Il s’avère en tout cas qu’en l’absence de réponses autres que celles fournies par des mystères et des révélations dont la signification est réservée à ceux qui ont la foi, des hommes ont de tous temps compris le pouvoir sur leurs semblables qu’ils pouvaient tirer de leurs peurs ; pouvoir d’autant plus grand que ces peurs et la crédulité qui les attise sont partagées. Très tôt, à l’échelle de nos civilisations, des individus ont compris le pouvoir sur leurs semblables que pouvait leur donner, pour le meilleur et pour le pire, le contrôle de leur spiritualité. Plusieurs ont dès lors pu apparaître comme les ambassadeurs de leurs croyances, chargés de faire connaître et de codifier celles-ci, dans les circonstances et les mœurs de leur époque, là où ils se sont manifestés. La surenchère née de ces initiatives a pu ensuite évoluer en guerres, suscitées par l’ambition de conquérir un maximum d’adeptes. Puis, comme par un effet du balancier rythmant tant d’autres aspects de la vie, est apparue la nécessité de revenir à la réalité, en étudiant des faits avérés ; en raisonnant plus ou moins logiquement ; avec l’aide de l’expérimentation, jusqu’à la preuve à laquelle conduit la démarche scientifique.

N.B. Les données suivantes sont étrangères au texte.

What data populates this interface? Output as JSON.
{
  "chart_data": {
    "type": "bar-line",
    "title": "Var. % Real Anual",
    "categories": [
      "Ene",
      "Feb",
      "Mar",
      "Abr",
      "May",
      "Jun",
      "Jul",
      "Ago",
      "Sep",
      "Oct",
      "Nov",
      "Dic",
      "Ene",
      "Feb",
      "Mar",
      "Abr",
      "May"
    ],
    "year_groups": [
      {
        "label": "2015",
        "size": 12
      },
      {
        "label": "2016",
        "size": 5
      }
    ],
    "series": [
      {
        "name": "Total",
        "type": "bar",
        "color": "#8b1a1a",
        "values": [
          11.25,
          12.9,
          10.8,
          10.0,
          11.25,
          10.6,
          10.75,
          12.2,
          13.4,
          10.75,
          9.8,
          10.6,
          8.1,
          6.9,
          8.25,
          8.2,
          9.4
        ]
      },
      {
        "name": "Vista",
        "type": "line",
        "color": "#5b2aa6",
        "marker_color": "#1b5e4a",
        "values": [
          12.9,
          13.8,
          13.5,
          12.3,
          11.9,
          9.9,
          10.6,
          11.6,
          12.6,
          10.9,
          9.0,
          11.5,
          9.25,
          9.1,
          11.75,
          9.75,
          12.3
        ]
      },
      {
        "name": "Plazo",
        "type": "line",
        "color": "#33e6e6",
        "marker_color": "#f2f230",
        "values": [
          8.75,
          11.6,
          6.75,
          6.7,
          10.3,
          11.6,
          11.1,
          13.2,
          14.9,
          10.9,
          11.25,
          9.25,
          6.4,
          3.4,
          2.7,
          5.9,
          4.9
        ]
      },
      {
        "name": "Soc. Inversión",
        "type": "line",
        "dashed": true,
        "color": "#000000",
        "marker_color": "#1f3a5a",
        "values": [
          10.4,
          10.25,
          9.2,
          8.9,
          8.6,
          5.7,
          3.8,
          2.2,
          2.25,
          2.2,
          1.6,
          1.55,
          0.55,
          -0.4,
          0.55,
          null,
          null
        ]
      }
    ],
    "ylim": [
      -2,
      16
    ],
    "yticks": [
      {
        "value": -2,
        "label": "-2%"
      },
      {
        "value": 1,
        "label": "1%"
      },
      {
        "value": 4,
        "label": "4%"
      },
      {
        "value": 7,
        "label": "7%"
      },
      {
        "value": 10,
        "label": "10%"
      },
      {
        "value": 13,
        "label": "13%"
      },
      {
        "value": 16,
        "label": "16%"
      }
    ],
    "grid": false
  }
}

Mais là encore, l’espoir que celle-ci finisse par triompher de peurs, non plus dues aux mystères de la création, mais à celles résultant de découvertes d’un nouvel ordre, est sans cesse différé.
L’homme peut-il donc raisonnablement penser que cette science, parvenue à expliquer nos peurs – à défaut de les faire disparaître – annihilera la spiritualité de l’homme ? Voici qui paraît peu probable, tant elle semble être liée à la vie, dans le combat que celle-ci livre depuis son apparition, à un environnement lui opposant une résistance farouche, en même temps qu’il lui offre ce dont elle a besoin pour perdurer.
Telles peuvent être les raisons de l’homme qui, face à de telles incertitudes et à l’impuissance de l’espèce dominante à laquelle il appartient à les vaincre, choisit de s’en remettre à lui-même, pour se garder d'un abus de sentiments et d’émotions pouvant le faire dévier de cette option, ce que favorise la simple observation d'une réalité quotidienne accessible à tous.